How crawlers read robots.txt
Well-behaved bots fetch `/robots.txt` before aggressive crawling. The file is plain text: `User-agent` groups, `Allow` / `Disallow` path rules, optional `Crawl-delay`, and `Sitemap` URLs. It lives at the site root on the same host — `https://example.com/robots.txt`, not tucked under `/blog/`.
Rules are prefix matches on paths, not regular expressions (unless you are on a stack that documents otherwise). `Disallow: /` means “do not fetch anything on this host.” That is correct for a staging mirror; it is catastrophic on production if you forgot to swap files during deploy.

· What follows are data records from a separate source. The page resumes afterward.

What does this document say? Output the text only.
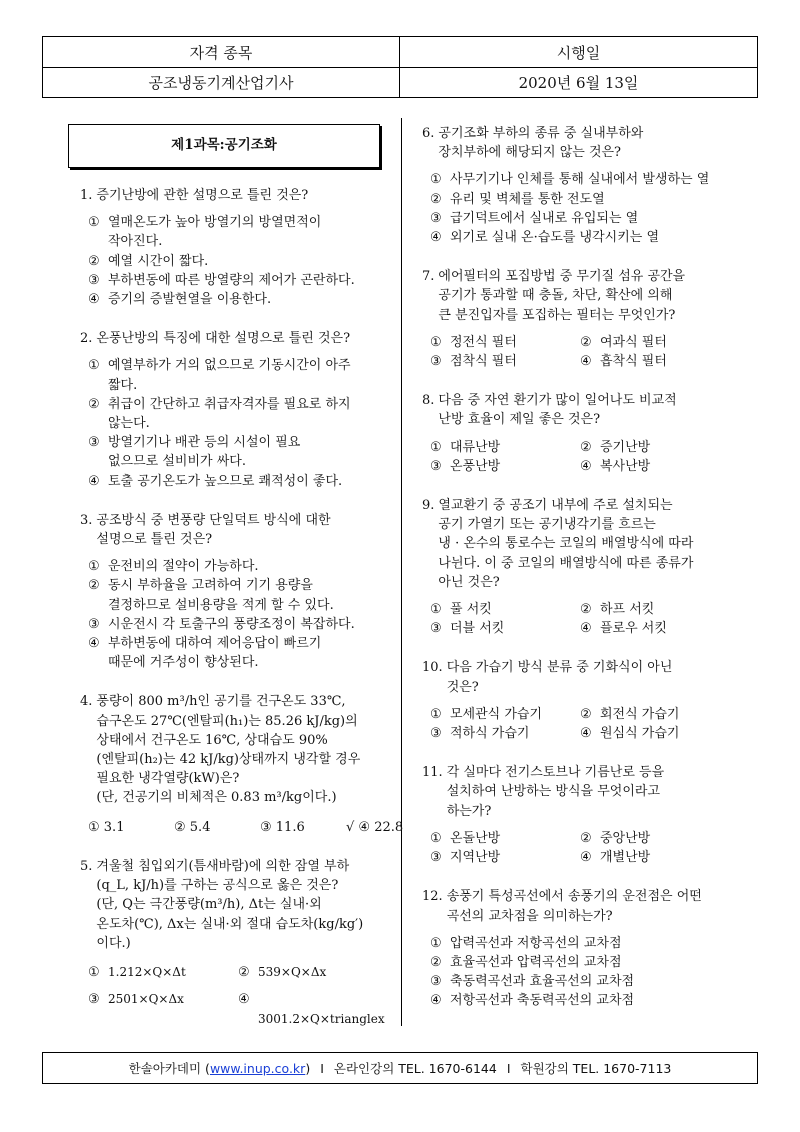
자격 종목	시행일
공조냉동기계산업기사	2020년 6월 13일
제1과목:공기조화
1. 증기난방에 관한 설명으로 틀린 것은?
① 열매온도가 높아 방열기의 방열면적이
작아진다.
② 예열 시간이 짧다.
③ 부하변동에 따른 방열량의 제어가 곤란하다.
④ 증기의 증발현열을 이용한다.
2. 온풍난방의 특징에 대한 설명으로 틀린 것은?
① 예열부하가 거의 없으므로 기동시간이 아주
짧다.
② 취급이 간단하고 취급자격자를 필요로 하지
않는다.
③ 방열기기나 배관 등의 시설이 필요
없으므로 설비비가 싸다.
④ 토출 공기온도가 높으므로 쾌적성이 좋다.
3. 공조방식 중 변풍량 단일덕트 방식에 대한
설명으로 틀린 것은?
① 운전비의 절약이 가능하다.
② 동시 부하율을 고려하여 기기 용량을
결정하므로 설비용량을 적게 할 수 있다.
③ 시운전시 각 토출구의 풍량조정이 복잡하다.
④ 부하변동에 대하여 제어응답이 빠르기
때문에 거주성이 향상된다.
4. 풍량이 800 m³/h인 공기를 건구온도 33℃,
습구온도 27℃(엔탈피(h₁)는 85.26 kJ/kg)의
상태에서 건구온도 16℃, 상대습도 90%
(엔탈피(h₂)는 42 kJ/kg)상태까지 냉각할 경우
필요한 냉각열량(kW)은?
(단, 건공기의 비체적은 0.83 m³/kg이다.)
① 3.1	② 5.4	③ 11.6	√ ④ 22.8
5. 겨울철 침입외기(틈새바람)에 의한 잠열 부하
(q_L, kJ/h)를 구하는 공식으로 옳은 것은?
(단, Q는 극간풍량(m³/h), Δt는 실내·외
온도차(℃), Δx는 실내·외 절대 습도차(kg/kg′)
이다.)
① 1.212×Q×Δt	② 539×Q×Δx
③ 2501×Q×Δx	④
3001.2×Q×trianglex
6. 공기조화 부하의 종류 중 실내부하와
장치부하에 해당되지 않는 것은?
① 사무기기나 인체를 통해 실내에서 발생하는 열
② 유리 및 벽체를 통한 전도열
③ 급기덕트에서 실내로 유입되는 열
④ 외기로 실내 온·습도를 냉각시키는 열
7. 에어필터의 포집방법 중 무기질 섬유 공간을
공기가 통과할 때 충돌, 차단, 확산에 의해
큰 분진입자를 포집하는 필터는 무엇인가?
① 정전식 필터	② 여과식 필터
③ 점착식 필터	④ 흡착식 필터
8. 다음 중 자연 환기가 많이 일어나도 비교적
난방 효율이 제일 좋은 것은?
① 대류난방	② 증기난방
③ 온풍난방	④ 복사난방
9. 열교환기 중 공조기 내부에 주로 설치되는
공기 가열기 또는 공기냉각기를 흐르는
냉 · 온수의 통로수는 코일의 배열방식에 따라
나뉜다. 이 중 코일의 배열방식에 따른 종류가
아닌 것은?
① 풀 서킷	② 하프 서킷
③ 더블 서킷	④ 플로우 서킷
10. 다음 가습기 방식 분류 중 기화식이 아닌
것은?
① 모세관식 가습기	② 회전식 가습기
③ 적하식 가습기	④ 원심식 가습기
11. 각 실마다 전기스토브나 기름난로 등을
설치하여 난방하는 방식을 무엇이라고
하는가?
① 온돌난방	② 중앙난방
③ 지역난방	④ 개별난방
12. 송풍기 특성곡선에서 송풍기의 운전점은 어떤
곡선의 교차점을 의미하는가?
① 압력곡선과 저항곡선의 교차점
② 효율곡선과 압력곡선의 교차점
③ 축동력곡선과 효율곡선의 교차점
④ 저항곡선과 축동력곡선의 교차점
한솔아카데미 ( www.inup.co.kr ) I 온라인강의 TEL. 1670-6144 I 학원강의 TEL. 1670-7113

Google may still index a URL that is disallowed if other sites link to it — robots blocks crawling, not necessarily listing. For sensitive content you need auth, `noindex`, or both — not robots alone.
Mistakes we keep seeing
Copy-pasting a “block everything” template from an old project is the classic. So is leaving `Disallow: /api/` on a site where your entire app routes through `/api/` because of a framework quirk. Another favorite: two conflicting `User-agent: *` blocks where the later one wins in ways you did not intend.
Trailing spaces and wrong line endings rarely matter, but typos in `User-agent` names do — `User-agent: Googlebot` only applies to that bot. A blanket `*` group is what most people want for global defaults, with specific overrides above or below depending on your generator’s ordering.
Forgetting the `Sitemap:` line does not block indexing, but it slows discovery of new URLs. After a redesign, we always regenerate sitemap and robots together so Search Console stops guessing.
Build robots.txt deliberately
Start from intent: allow all public marketing pages, disallow admin paths, staging hosts, and raw export endpoints. Write that down before touching syntax.
The Robots.txt Generator on DroidXP outputs standards-style groups with presets (allow all, disallow all, common private paths) plus custom lines. Everything runs locally — paste into your deploy artifact, diff in git, ship.
After deploy, verify with Search Console’s robots tester and a real `curl https://yoursite.com/robots.txt`. We have caught CDN caches serving an old deny-all file days after the repo was fixed.
robots.txt in a larger SEO habit
Pair robots with an XML sitemap and sensible canonical tags. Robots tells crawlers where not to spend budget; sitemaps highlight what you want discovered. They solve different problems.
When you migrate domains, update robots and sitemap on both hosts during the redirect window. Old host deny-all plus forgotten 301s is a recipe for a quiet quarter.
Treat robots.txt like firewall config: small file, high impact, deserves a checklist on every launch.